Gotti Grandson Gets 15 Months for $1.1M COVID Loan Fraud
Carmine Agnello Jr., grandson of John Gotti, was sentenced to 15 months after admitting he took about $1.1 million in SBA COVID loans and diverted roughly $420,000 into cryptocurrency.
Carmine G. Agnello Jr. was sentenced on April 20, 2026, to 15 months in federal prison in Central Islip, New York, after admitting he fraudulently obtained about $1.1 million in Small Business Administration Economic Injury Disaster Loans during the COVID-19 pandemic.
U.S. District Judge Nusrat J. Choudhury ordered Agnello, 39, of Smithtown, New York, to pay $1,268,302 in restitution, serve two years of supervised release and complete 100 hours of community service. Federal guidelines recommended a range of roughly 31 to 44 months; the wire fraud charge carries a statutory maximum of 30 years.
Prosecutors say Agnello ran Crown Auto Parts and Recycling LLC in Jamaica, Queens. Between April 2020 and November 2021 he submitted at least three EIDL applications that misstated the number of employees, misrepresented how the funds would be used and falsely claimed he had no criminal record despite a 2018 New York misdemeanor conviction. The SBA and lenders wired the money to accounts he controlled, and prosecutors allege he diverted substantial sums for personal use, including about $420,000 invested in a cryptocurrency business not named in court records.

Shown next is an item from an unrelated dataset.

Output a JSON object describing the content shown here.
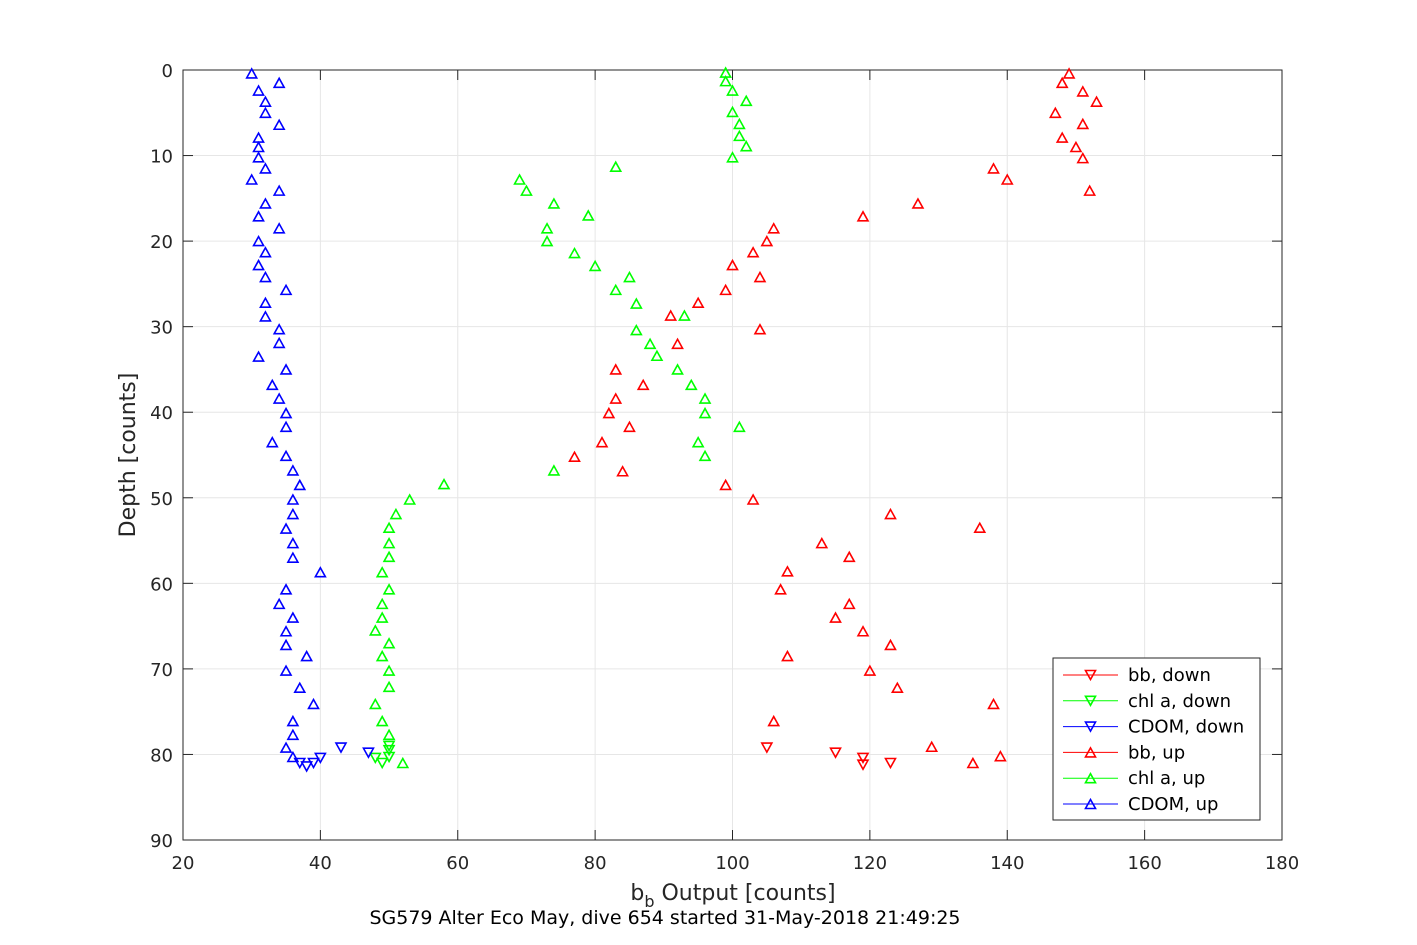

The case was investigated by the U.S. Postal Inspection Service with assistance from Homeland Security Investigations. U.S. Attorney Joseph Nocilla Jr. described the conduct as “shamefully lined his own pockets with government and taxpayers’ dollars” meant to support businesses and workers during the pandemic, and added that his office will continue to pursue relief-fraud cases. Ketty Larco-Ward, inspector in charge for the Postal Inspection Service, noted the case as an example of agencies working together to pursue pandemic-related theft.
At sentencing, defense counsel cited personal factors, including that Agnello had donated a kidney to his mother, Victoria Gotti. A pre-sentencing filing described Agnello’s cryptocurrency purchases as driven by an addiction to trading, a condition he has sought treatment for.
Agnello pleaded guilty on Sept. 26, 2024, to one count of wire fraud. After the hearing he told reporters, “It’s alright, it could be worse.”
Agnello appeared on the mid-2000s reality series “Growing Up Gotti.” Prosecutors described the present case as involving pandemic relief fraud and not connected to organized crime prosecutions tied to his grandfather, John J. Gotti, who died in prison in 2002.